L’unico rappresentante della Lega rimasto in sede è stato il presidente del consiglio regionale Boni, braccia conserte e testa bassa, il quale ha assicurato, poco dopo in conferenza stampa: “Idealmente ero fuori col mio gruppo, ma rivesto un ruolo istituzionale che non può permettermi di stare fuori dalle istituzioni. Non volevo trascinare il consiglio in una diatriba politica”.

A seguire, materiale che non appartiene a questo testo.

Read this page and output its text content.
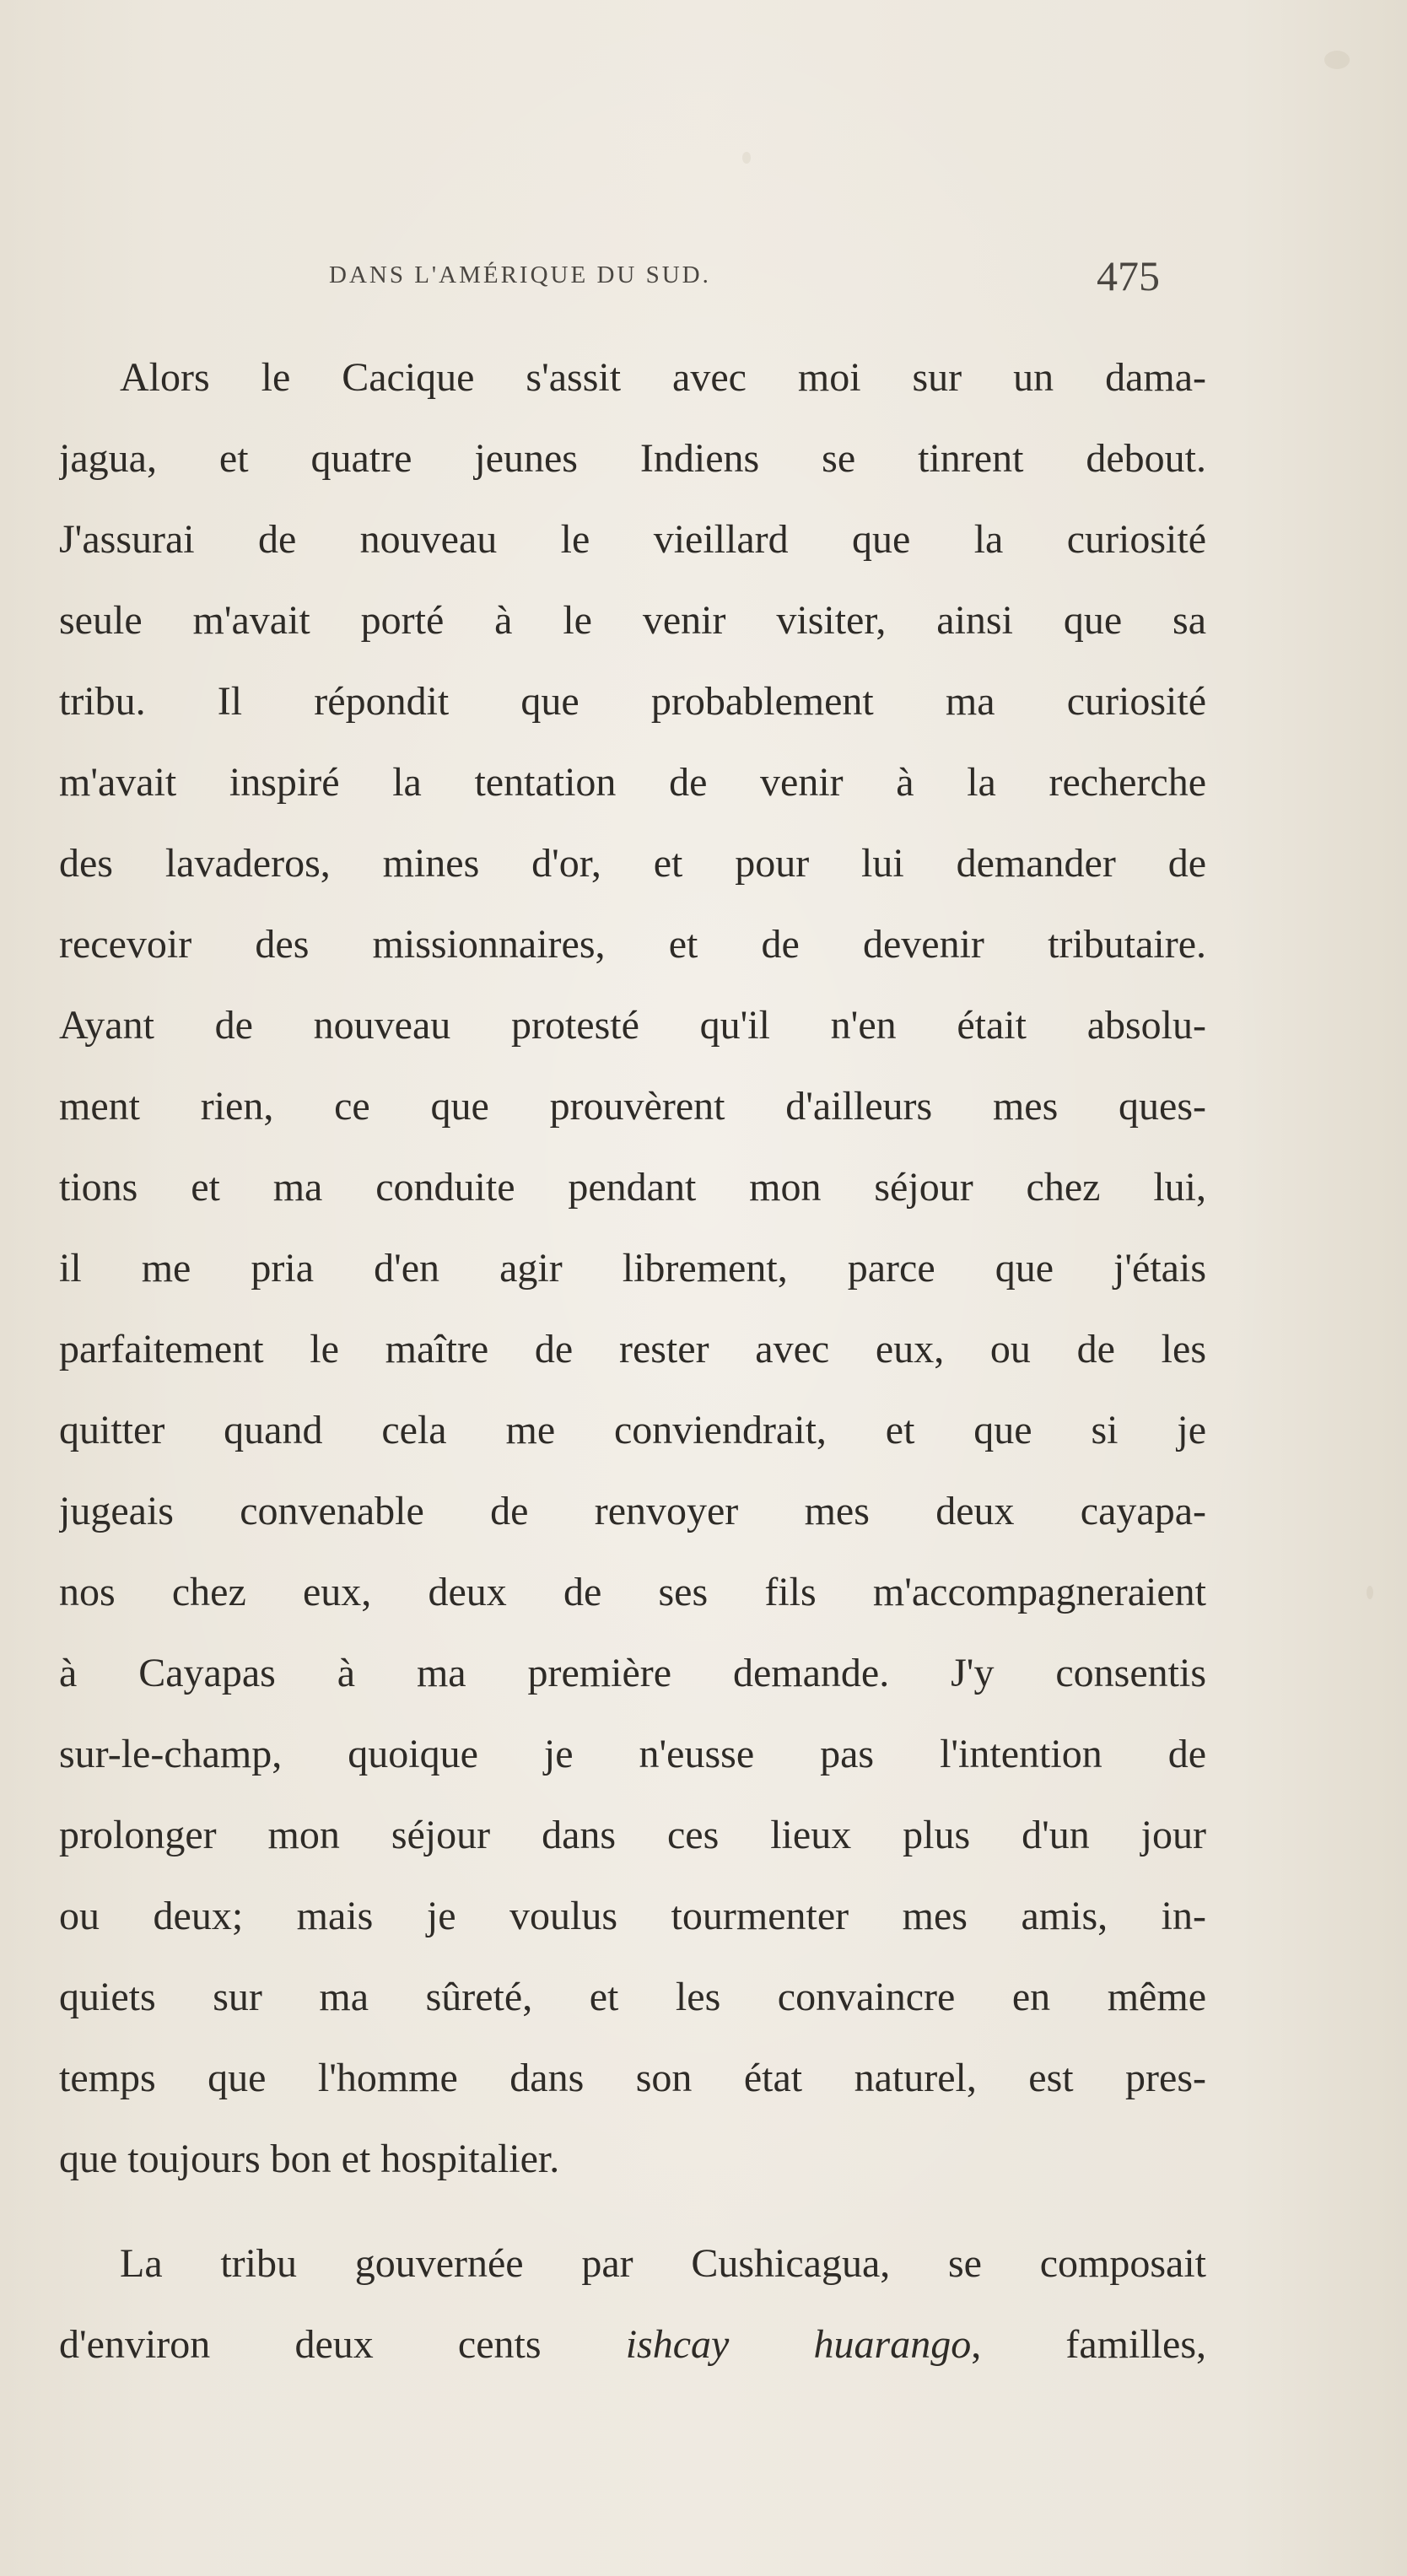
DANS L'AMÉRIQUE DU SUD.	475
Alors le Cacique s'assit avec moi sur un dama-
jagua, et quatre jeunes Indiens se tinrent debout.
J'assurai de nouveau le vieillard que la curiosité
seule m'avait porté à le venir visiter, ainsi que sa
tribu. Il répondit que probablement ma curiosité
m'avait inspiré la tentation de venir à la recherche
des lavaderos, mines d'or, et pour lui demander de
recevoir des missionnaires, et de devenir tributaire.
Ayant de nouveau protesté qu'il n'en était absolu-
ment rien, ce que prouvèrent d'ailleurs mes ques-
tions et ma conduite pendant mon séjour chez lui,
il me pria d'en agir librement, parce que j'étais
parfaitement le maître de rester avec eux, ou de les
quitter quand cela me conviendrait, et que si je
jugeais convenable de renvoyer mes deux cayapa-
nos chez eux, deux de ses fils m'accompagneraient
à Cayapas à ma première demande. J'y consentis
sur-le-champ, quoique je n'eusse pas l'intention de
prolonger mon séjour dans ces lieux plus d'un jour
ou deux; mais je voulus tourmenter mes amis, in-
quiets sur ma sûreté, et les convaincre en même
temps que l'homme dans son état naturel, est pres-
que toujours bon et hospitalier.
La tribu gouvernée par Cushicagua, se composait
d'environ deux cents ishcay huarango, familles,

Non sono mancate proteste e polemiche da parte degli altri rappresentanti del consiglio, considerando il comportamento dei membri del Carroccio come un “vero e proprio schiaffo al Paese”, come ha affermato Leoluca Orlando, portavoce dell’Italia dei Valori. Attacchi anche da altri esponenti politici: “I leghisti eletti in Lombardia che oggi hanno preferito uscire dall'aula del consiglio del Pirellone – asserisce Alessandro Maran, vicepresidente dei deputati del PD - dovrebbero ricordare che il federalismo e il regionalismo non sono un altro Stato, ma tecniche di governo per avvicinare le istituzioni ai cittadini. Mentre il Presidente della Repubblica ci ricorda che nella nostra Costituzione coesistono autonomia e indivisibilità, assistiamo ancora una volta a una pagliacciata sempre e soltanto in nome della visibilità”.

Difatti, tutto questo è accaduto proprio nel giorno in cui il capo dello Stato Giorgio Napolitano ha ribadito l’importanza dell’unità d’Italia e della Costituzione: “La nascita dello Stato ha consentito al nostro Paese di compiere un decisivo avanzamento storico, di consolidare l'amore per la Patria, di porre fine a una fatale frammentazione. […]  Nella Costituzione l'identità storica e culturale della Nazione convive con il riconoscimento e lo sviluppo in senso federalistico delle autonomie che la fanno più ricca e più viva, riaffermando l'unità e indivisibilità della Repubblica”.

“Il senso d’appartenenza all’Italia non avviene per imposizione”, così Boni risponde alle accuse. D’altronde non possiamo dargli torto. L’amore per un Paese, il sentimento di appartenenza e di rispetto è qualcosa di innato, fa parte della propria coscienza culturale e ideale e nessuno può imporlo.

C’è da dire che è proprio questa Italia così tanto disdegnata e derisa che garantisce la libera possibilità di scegliere; come ha detto Roberto Benigni durante il suo show a Sanremo lo scorso 17 febbraio: “L’Italia è talmente bella, che permette anche che qualcuno dica “ no, non la festeggio!” pensate che libertà che da’!”